Chi guadagna dalla nostra morte? La vita e la morte vanno di pari passo nel corso della vita di una persona. Allora c’è solo la morte. Ma è per tutti?
Nel mondo di oggi si cerca di fare soldi con qualsiasi cosa, dalle lattine e bottiglie alla verginità. Non c’è santità, ma solo affari. Gli affari e il desiderio di arricchirsi con tutto ciò che si può. Questo include la morte.
Sono soprattutto i servizi funebri a guadagnare. Servizi che diventano ogni anno più variegati e la cui gamma è in continua espansione.
I fiorai, dove è possibile ordinare una corona di fiori di qualsiasi dimensione e qualsiasi fiore si desideri, fanno tradizionalmente soldi.
Un benefattore fa soldi. Non di rado, ovviamente, ogni grazia, e sempre più spesso secondo un rigido listino prezzi. A quanto pare, per far sì che il Paradiso si apra a noi, dobbiamo anche pagare.

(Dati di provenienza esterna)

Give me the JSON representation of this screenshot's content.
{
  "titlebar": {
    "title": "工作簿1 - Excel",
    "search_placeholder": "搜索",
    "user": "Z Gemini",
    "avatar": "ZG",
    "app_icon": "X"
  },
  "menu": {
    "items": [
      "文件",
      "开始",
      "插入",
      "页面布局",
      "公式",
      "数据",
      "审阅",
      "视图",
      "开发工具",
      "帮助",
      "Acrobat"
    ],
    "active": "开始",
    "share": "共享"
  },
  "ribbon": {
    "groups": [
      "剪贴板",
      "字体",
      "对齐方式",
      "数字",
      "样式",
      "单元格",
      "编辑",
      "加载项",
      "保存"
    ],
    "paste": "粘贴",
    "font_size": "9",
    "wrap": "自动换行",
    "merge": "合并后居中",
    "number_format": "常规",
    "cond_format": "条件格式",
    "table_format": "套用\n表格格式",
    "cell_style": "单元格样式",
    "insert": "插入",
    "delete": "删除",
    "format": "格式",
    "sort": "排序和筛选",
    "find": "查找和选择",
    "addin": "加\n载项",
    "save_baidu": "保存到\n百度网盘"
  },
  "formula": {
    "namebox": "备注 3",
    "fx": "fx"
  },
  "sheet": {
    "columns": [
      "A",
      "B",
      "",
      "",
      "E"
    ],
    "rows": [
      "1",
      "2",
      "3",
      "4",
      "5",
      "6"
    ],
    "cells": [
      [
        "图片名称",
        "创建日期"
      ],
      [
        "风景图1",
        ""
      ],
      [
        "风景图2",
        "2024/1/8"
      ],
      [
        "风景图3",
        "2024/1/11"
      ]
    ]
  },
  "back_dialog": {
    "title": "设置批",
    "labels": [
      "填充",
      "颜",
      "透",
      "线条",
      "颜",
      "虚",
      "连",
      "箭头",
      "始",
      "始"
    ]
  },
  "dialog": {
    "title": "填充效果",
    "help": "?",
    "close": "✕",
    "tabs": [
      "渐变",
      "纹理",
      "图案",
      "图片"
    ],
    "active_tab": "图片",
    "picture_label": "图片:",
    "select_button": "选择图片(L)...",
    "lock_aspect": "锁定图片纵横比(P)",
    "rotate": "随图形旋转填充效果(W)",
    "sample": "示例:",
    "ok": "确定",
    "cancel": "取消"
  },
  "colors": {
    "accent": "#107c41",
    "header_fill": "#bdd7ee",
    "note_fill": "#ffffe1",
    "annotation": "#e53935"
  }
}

I servizi di pompe funebri stanno diventando sempre più popolari, offrendo al cliente ancora in vita la possibilità di scegliere la bara per sé. Dopo tutto, chi può sapere meglio di noi in quale bara ci sentiremo più a nostro agio dopo la morte? Possiamo scegliere il colore, le dimensioni, il tipo di legno con cui sarà realizzato? Oppure possiamo optare per la cremazione.
La morte non è più un tabù nemmeno per i media. La morte di una celebrità (oh orrore!) è un modo per la stampa a colori e per i portali di gossip di ogni tipo di fare soldi. Non è raro che ci venga proposto il servizio fotografico di un funerale. Si vendono volti pieni di sofferenza, volti contorti dalla disperazione di persone che hanno perso qualcuno. Gli occhi pieni di lacrime e di stupore per essere fotografati e quindi sempre più nascosti dietro gli occhiali scuri sono venduti.
Sul mercato polacco si stanno affacciando anche nuovi servizi per la morte. Si tratta di società che organizzano funerali per i nostri animali domestici. Dopotutto, anche gli animali hanno diritto a un addio dignitoso, soprattutto quando sono stati compagni fedeli e spesso migliori amici degli esseri umani.
Alla fine è la famiglia del defunto a guadagnare il denaro. La vedova, i figli, i nipoti. I suoi eredi. Le persone di cui ha curato il sostentamento durante la sua vita e di cui si occuperà dopo la sua morte. Un uomo ricco. Un marito e un padre esemplare. Aveva un’amante, forse anche diverse. Qualcuno che gli faccia compagnia, qualcuno con cui fare sesso e forse qualcuno da amare. Nessuno ricorda o vuole ricordare. Ciò che conta è il qui e ora. Ciò che conta è il denaro.
Al giorno d’oggi, probabilmente solo sui poveri, sui senzatetto e sugli sconosciuti non si può guadagnare nulla. Il prezzo di una morte dignitosa oggi è quindi alto. Devi lasciare i tuoi cari, prendere un nuovo nome e vivere sotto un ponte.